The Really Important Manufacturer information on the bottom of the fish turned out to be “Made in California.” But the oddity was the “Chicken Of The Sea Tuna Baker-Salad Server” line just below it. We all grew up eating Chicken Of The Sea tuna. In fact, my mother served me so many Chicken Of The Sea tunafish sandwiches for school lunches I pretty much cannot look tunafish in the face even today. But I had no memory of ever seeing a Chicken Of The Sea Tuna-Baker-Salad Server when I was growing up.

To the internet I went. In among the links to various tuna recipes (flipped past those real fast!) I found a few sites by folks selling various retro and classic ceramic items. And there was my fish, along with this information: “Bauer Pottery made this individual... tuna fish baker as a promotion for Chicken of the Sea in the 1940s.” Apparently the fish were available in several colors: green, yellow, red, and burgundy. Originally they came with a metal stand that fit snugly around the fish’s bottom section. Mine have no stand, but whataya want for a buck fifty?
You can purchase one of these fish online for $48 to $59, plus shipping.

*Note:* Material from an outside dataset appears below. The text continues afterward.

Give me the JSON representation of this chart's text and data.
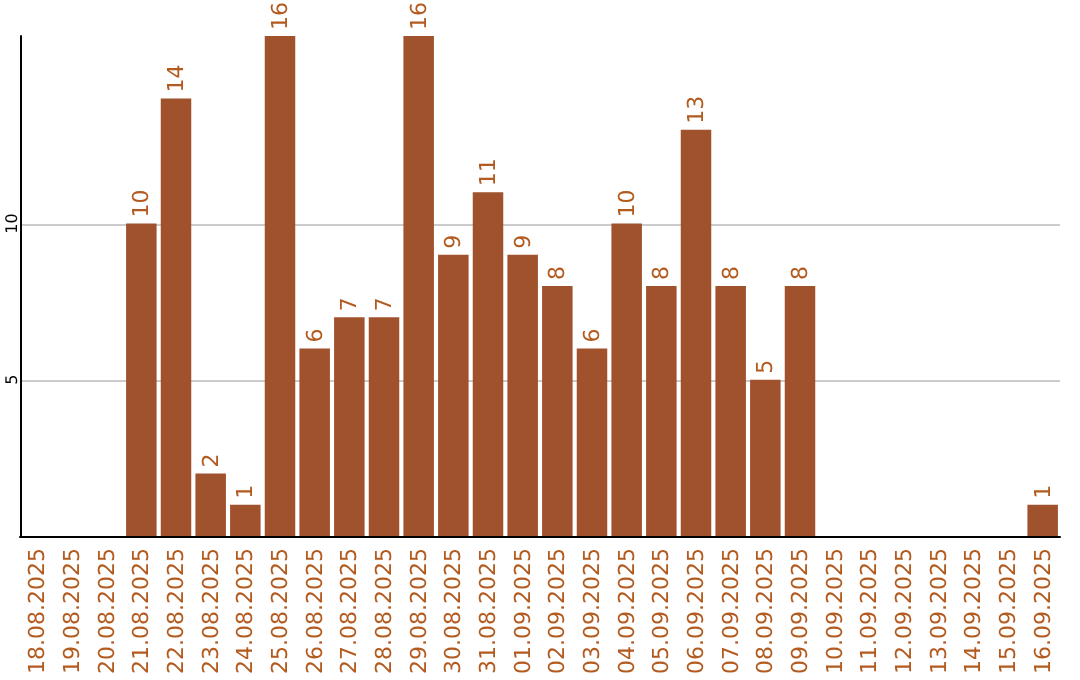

Well. I’ve been looking at my fish more respectfully now. Obviously there is a reason they have Attitude. They are Fish with a West Coast pedigree. Fish made by an actual serious Art Pottery. Fish that can be viewed as a nest egg, instead of simply a vessel to hold a nest egg. I’ll keep them safe and warm.

And you can bet I won’t be using them to serve tunafish. 

Thank you Janice, for giving me the night off to get an extra hour of sleep..maybe.